The second part of the thesis deals with the FDLP based speech dereverberation for enhancement applications, where the goal is to restore the audible quality of the speech signal. For this task, we decompose the sub-band speech signal into the constituent envelope and carrier part. A dereverberation neural model is designed that attempts to enhance the envelope and carrier signals jointly. Further, joint learning of the speech enhancement model with the end-to-end ASR model is proposed with a single neural framework.
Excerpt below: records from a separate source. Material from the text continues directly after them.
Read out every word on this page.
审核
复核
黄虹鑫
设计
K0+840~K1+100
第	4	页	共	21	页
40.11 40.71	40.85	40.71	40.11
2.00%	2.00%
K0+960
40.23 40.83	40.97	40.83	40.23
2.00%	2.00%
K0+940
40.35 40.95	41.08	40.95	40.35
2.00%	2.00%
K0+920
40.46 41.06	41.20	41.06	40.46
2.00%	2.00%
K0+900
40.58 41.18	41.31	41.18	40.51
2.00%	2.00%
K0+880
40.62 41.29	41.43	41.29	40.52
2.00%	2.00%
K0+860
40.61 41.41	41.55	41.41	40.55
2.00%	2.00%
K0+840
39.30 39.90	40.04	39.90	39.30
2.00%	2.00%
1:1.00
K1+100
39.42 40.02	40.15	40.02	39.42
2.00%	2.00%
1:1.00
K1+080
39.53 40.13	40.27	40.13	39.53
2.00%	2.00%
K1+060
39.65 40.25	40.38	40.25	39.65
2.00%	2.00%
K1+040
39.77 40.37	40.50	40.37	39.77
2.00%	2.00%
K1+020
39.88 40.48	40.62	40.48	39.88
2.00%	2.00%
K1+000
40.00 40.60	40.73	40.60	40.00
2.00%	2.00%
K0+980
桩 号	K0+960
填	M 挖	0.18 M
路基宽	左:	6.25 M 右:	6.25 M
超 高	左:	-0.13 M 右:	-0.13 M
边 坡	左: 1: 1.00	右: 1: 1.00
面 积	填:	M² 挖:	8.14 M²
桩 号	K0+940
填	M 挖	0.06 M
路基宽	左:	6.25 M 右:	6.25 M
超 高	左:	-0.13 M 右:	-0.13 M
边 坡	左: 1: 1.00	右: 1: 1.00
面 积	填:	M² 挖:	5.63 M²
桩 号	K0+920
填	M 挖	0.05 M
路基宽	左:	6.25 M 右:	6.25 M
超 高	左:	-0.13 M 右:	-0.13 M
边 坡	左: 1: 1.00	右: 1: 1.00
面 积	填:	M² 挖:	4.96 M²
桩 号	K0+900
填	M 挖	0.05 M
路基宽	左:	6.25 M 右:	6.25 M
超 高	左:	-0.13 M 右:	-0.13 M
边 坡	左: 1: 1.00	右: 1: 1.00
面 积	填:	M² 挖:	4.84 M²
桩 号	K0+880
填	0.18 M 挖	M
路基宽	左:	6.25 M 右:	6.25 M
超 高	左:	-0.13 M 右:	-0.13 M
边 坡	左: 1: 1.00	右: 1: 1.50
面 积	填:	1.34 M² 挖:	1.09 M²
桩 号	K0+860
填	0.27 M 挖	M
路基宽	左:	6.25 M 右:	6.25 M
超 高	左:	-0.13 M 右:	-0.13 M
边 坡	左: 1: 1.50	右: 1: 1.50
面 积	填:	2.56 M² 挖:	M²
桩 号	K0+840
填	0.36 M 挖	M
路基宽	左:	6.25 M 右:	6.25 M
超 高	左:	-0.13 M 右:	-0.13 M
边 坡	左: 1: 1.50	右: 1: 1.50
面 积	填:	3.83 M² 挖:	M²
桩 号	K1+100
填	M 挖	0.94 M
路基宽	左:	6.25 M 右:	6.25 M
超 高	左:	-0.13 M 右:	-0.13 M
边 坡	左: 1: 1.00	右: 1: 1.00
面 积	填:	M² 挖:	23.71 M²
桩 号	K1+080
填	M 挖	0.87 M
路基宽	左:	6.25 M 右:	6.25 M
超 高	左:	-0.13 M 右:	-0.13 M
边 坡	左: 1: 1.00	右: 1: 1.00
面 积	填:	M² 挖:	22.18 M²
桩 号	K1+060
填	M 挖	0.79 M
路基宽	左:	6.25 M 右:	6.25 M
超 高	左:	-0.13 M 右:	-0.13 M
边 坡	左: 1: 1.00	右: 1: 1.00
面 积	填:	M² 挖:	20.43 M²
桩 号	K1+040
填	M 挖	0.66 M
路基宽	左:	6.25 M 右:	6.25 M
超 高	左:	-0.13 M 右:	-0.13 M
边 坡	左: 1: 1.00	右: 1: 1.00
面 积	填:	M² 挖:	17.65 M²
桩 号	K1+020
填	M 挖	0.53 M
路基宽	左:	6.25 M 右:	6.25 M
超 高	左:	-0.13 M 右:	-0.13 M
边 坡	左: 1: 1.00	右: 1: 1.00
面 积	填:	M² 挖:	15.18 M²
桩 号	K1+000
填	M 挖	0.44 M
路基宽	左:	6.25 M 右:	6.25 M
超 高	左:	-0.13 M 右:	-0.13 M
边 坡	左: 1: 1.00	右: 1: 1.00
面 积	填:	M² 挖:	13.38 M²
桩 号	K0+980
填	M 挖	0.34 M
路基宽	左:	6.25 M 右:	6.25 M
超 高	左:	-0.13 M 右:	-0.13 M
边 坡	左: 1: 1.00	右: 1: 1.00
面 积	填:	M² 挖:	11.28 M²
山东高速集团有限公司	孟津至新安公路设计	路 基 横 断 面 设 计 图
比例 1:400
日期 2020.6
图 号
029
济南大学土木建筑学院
The proposed model therefore can generate improved audio quality and provide robust representations for far-field ASR. Finally, I will illustrate the subjective quality improvement of the audio signal as well as the improvement in ASR performance obtained by the proposed envelope-carrier model.
This work was partly supported by project grants from Samsung Research India, Bangalore and the College of Engineering, Trivandrum, Kerala.
Bio: Mr. Anurenjan is a PhD student at the LEAP lab, Electrical Engineering, IISc. He is also currently working as Assistant Professor in College of Engineering, Trivandrum. Mr. Anurenjan completed his Bachelors in Technology from Government Engineering College, Barton Hill, Trivandrum, Kerala in 2006 and his Masters in Technology from College of Engineering, Trivandrum, Kerala in 2008. He joined the LEAP lab as a PhD candidate under AICTE-QIP program in the year 2017. He hails from Trivandrum district of Kerala. He is interested in signal processing, machine learning and speech processing. Mr. Anurenjan is a student member of IEEE SPS and the ISCA. During his free hours, Mr. Anurenjan likes to play badminton and swimming.
All are invited. Coffee/Tea will be served before the talk.